Interaction is necessary for distributed learning with privacy or communication constraints
This addresses a fundamental limitation for privacy-preserving distributed learning, showing that non-interactive protocols are inefficient for common tasks, which is incremental as it answers open questions in prior work.
The paper proves an exponential lower bound on the number of samples required to learn a large-margin linear separator in the non-interactive local differential privacy (LDP) model, which also applies to stochastic convex optimization and learning linear models with convex, Lipschitz, and smooth losses.
Local differential privacy (LDP) is a model where users send privatized data to an untrusted central server whose goal it to solve some data analysis task. In the non-interactive version of this model the protocol consists of a single round in which a server sends requests to all users then receives their responses. This version is deployed in industry due to its practical advantages and has attracted significant research interest. Our main result is an exponential lower bound on the number of samples necessary to solve the standard task of learning a large-margin linear separator in the non-interactive LDP model.

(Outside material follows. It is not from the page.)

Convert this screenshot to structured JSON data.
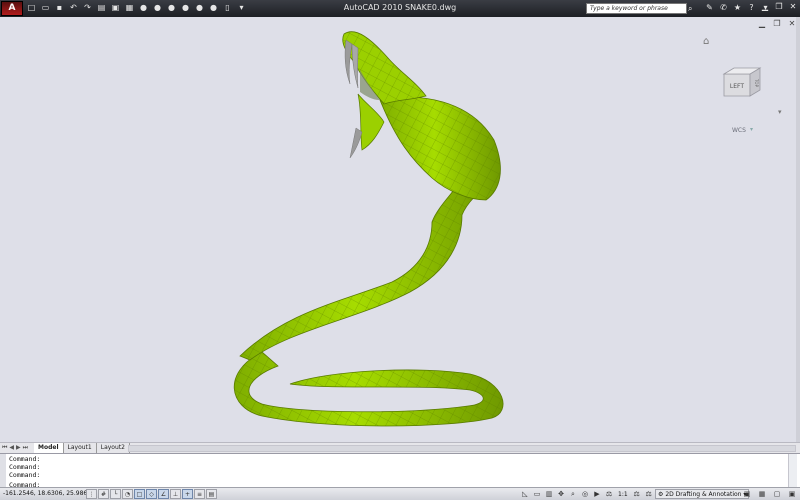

Via a standard reduction this lower bound implies an exponential lower bound for stochastic convex optimization and specifically, for learning linear models with a convex, Lipschitz and smooth loss. These results answer the questions posed in \citep{SmithTU17,DanielyF18}. Our lower bound relies on a new technique for constructing pairs of distributions with nearly matching moments but whose supports can be nearly separated by a large margin hyperplane. These lower bounds also hold in the model where communication from each user is limited and follow from a lower bound on learning using non-adaptive \emph{statistical queries}.